As longtime Richmond Fire Marshall David Creasy battles cancer, help is on the way from Florida.
An auto lift and scooter once owned by Roger Myers Sr., the father of a Richmond firefighter, is being transported from Florida to Richmond via "the largest bucket brigade ever!"
"[My dad] built a bond of friendship with Battalion Chief David "Chico" Creasy while the two battled cancer," Richmond firefighter Roger Myers said. "[My dad] expressed that if he ever lost his battle, he wanted his friend Chico to have anything he could provide to help him continue his."
Roger Myers Sr. passed away on December 12, according to his son.
In order to fulfill his father's final wishes, firefighter Myers
and his close friend Don Prince
organized with other firefighters in Florida, Georgia, the Carolinas, and Virginia to have them deliver the scooter and lift to Chesterfield.
"The idea was not only a way to get the scooter and auto lift from Florida to Virginia from one friend to another, but to do it in a way that could raise monies for the family as well as spreading the cancer awareness message to the fire service and continue Chicos mission," he said.

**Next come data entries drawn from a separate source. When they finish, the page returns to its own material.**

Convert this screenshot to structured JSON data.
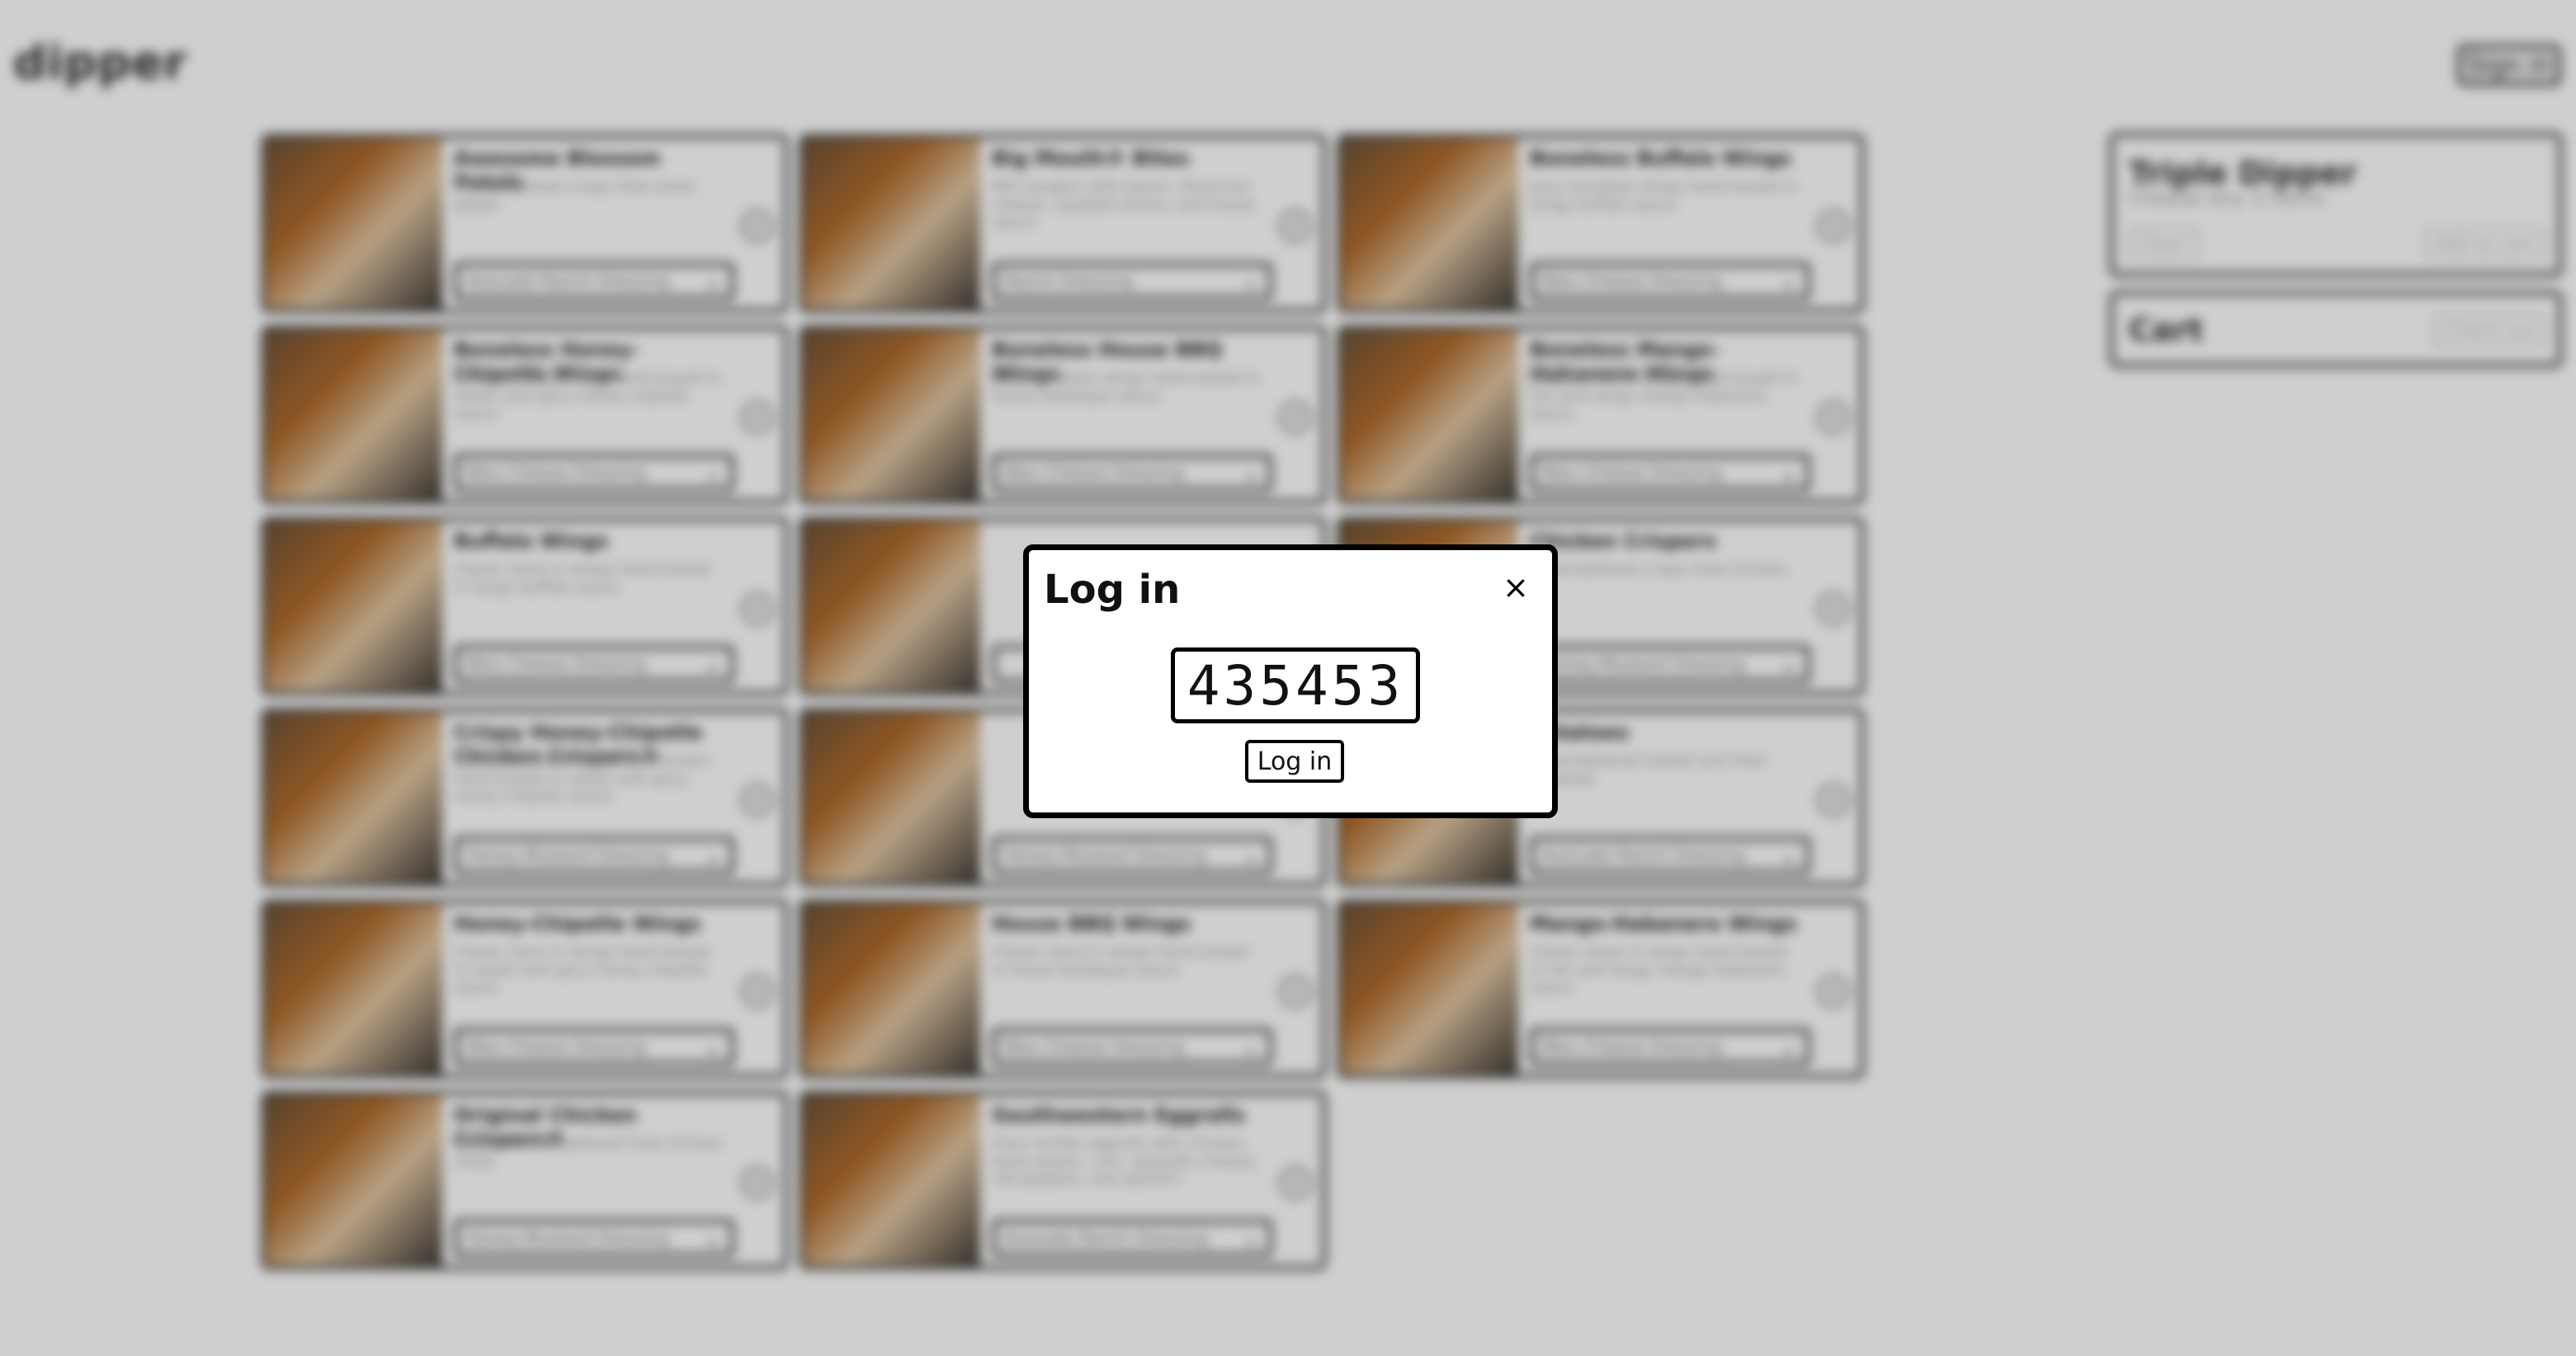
{
  "header": {
    "logo": "dipper",
    "sign_in_label": "Sign in"
  },
  "menu": {
    "items": [
      {
        "title": "Awesome Blossom Petals",
        "desc": "Hand-battered crispy fried onion petals",
        "sauce": "Avocado Ranch Dressing"
      },
      {
        "title": "Big Mouth® Bites",
        "desc": "Mini burgers with bacon, American cheese, sautéed onions, and house sauce",
        "sauce": "Ranch Dressing"
      },
      {
        "title": "Boneless Buffalo Wings",
        "desc": "Juicy boneless wings hand-tossed in tangy buffalo sauce",
        "sauce": "Bleu Cheese Dressing"
      },
      {
        "title": "Boneless Honey-Chipotle Wings",
        "desc": "Juicy boneless wings hand-tossed in sweet and spicy honey-chipotle sauce",
        "sauce": "Bleu Cheese Dressing"
      },
      {
        "title": "Boneless House BBQ Wings",
        "desc": "Juicy boneless wings hand-tossed in house barbeque sauce",
        "sauce": "Bleu Cheese Dressing"
      },
      {
        "title": "Boneless Mango-Habanero Wings",
        "desc": "Juicy boneless wings hand-tossed in hot and tangy mango-habanero sauce",
        "sauce": "Bleu Cheese Dressing"
      },
      {
        "title": "Buffalo Wings",
        "desc": "Classic bone-in wings hand-tossed in tangy buffalo sauce",
        "sauce": "Bleu Cheese Dressing"
      },
      {
        "title": "",
        "desc": "",
        "sauce": ""
      },
      {
        "title": "Chicken Crispers",
        "desc": "Hand-battered crispy fried chicken",
        "sauce": "Honey-Mustard Dressing"
      },
      {
        "title": "Crispy Honey-Chipotle Chicken Crispers®",
        "desc": "Hand-battered crispy fried chicken hand-tossed in sweet and spicy honey-chipotle sauce",
        "sauce": "Honey-Mustard Dressing"
      },
      {
        "title": "",
        "desc": "",
        "sauce": "Honey-Mustard Dressing"
      },
      {
        "title": "Potatoes",
        "desc": "Hand-battered loaded and fried potatoes",
        "sauce": "Avocado Ranch Dressing"
      },
      {
        "title": "Honey-Chipotle Wings",
        "desc": "Classic bone-in wings hand-tossed in sweet and spicy honey-chipotle sauce",
        "sauce": "Bleu Cheese Dressing"
      },
      {
        "title": "House BBQ Wings",
        "desc": "Classic bone-in wings hand-tossed in house barbeque sauce",
        "sauce": "Bleu Cheese Dressing"
      },
      {
        "title": "Mango-Habanero Wings",
        "desc": "Classic bone-in wings hand-tossed in hot and tangy mango-habanero sauce",
        "sauce": "Bleu Cheese Dressing"
      },
      {
        "title": "Original Chicken Crispers®",
        "desc": "Original hand-battered fried chicken strips",
        "sauce": "Honey-Mustard Dressing"
      },
      {
        "title": "Southwestern Eggrolls",
        "desc": "Flour tortilla eggrolls with chicken, black beans, corn, jalapeño cheese, red peppers, and spinach",
        "sauce": "Avocado Ranch Dressing"
      }
    ]
  },
  "triple_dipper": {
    "title": "Triple Dipper",
    "subtitle": "Choose any 3 items",
    "clear_label": "Clear",
    "add_label": "Add to cart"
  },
  "cart": {
    "title": "Cart",
    "checkout_label": "Check out"
  },
  "login_modal": {
    "title": "Log in",
    "close_symbol": "×",
    "code": "435453",
    "button_label": "Log in"
  }
}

"Starting at station #53 in Lake County Florida, the scooter and an auto lift, will be delivered station to station, department to department, state to state to its destination at Fire Station #3 in Chesterfield County," Myers said. "The Brotherhood of the Fire Service has rallied around this cause... proving that there are no boundaries to this worldwide family comprised of all races, age groups, and genders."
Creasy, who first started his cancer battle in 2014, said he has been doing his best to keep his spirits up as he fights cancer.
"One of the best things you can do is have a positive attitude. Once you think it's over, it's over," he said.
Creasy said his cancer diagnosis came as a surprise since he had passed his department physical just a few months before cancer was discovered on his liver. By then, it was already at Stage Four.
"The real scary part is I had no signs or symptoms," he said. "I want people to learn from my experiences."
After a successful round of initial treatments, the cancer returned in 2016. It had spread to his leg, hips, and lymph nodes.
Creasy said he believed his nearly 48 years in the fire service contributed to his cancer.
"In the old days, we didn't wear breathing apparatus, we didn't wash our gear after every fire. We did not know any better," he said. "Now we have a better idea about the carcinogens in the smoke."
He tours the state preaching to firefighters that they should invest in cancer insurance.
He said his family spends around $4,000 a month out of pocket on his treatments.
"I have responded better then some to the treatment process," he said. "We've tried to stay very positive."
Creasy's special scooter delivery is expected to arrive in Richmond on January 12.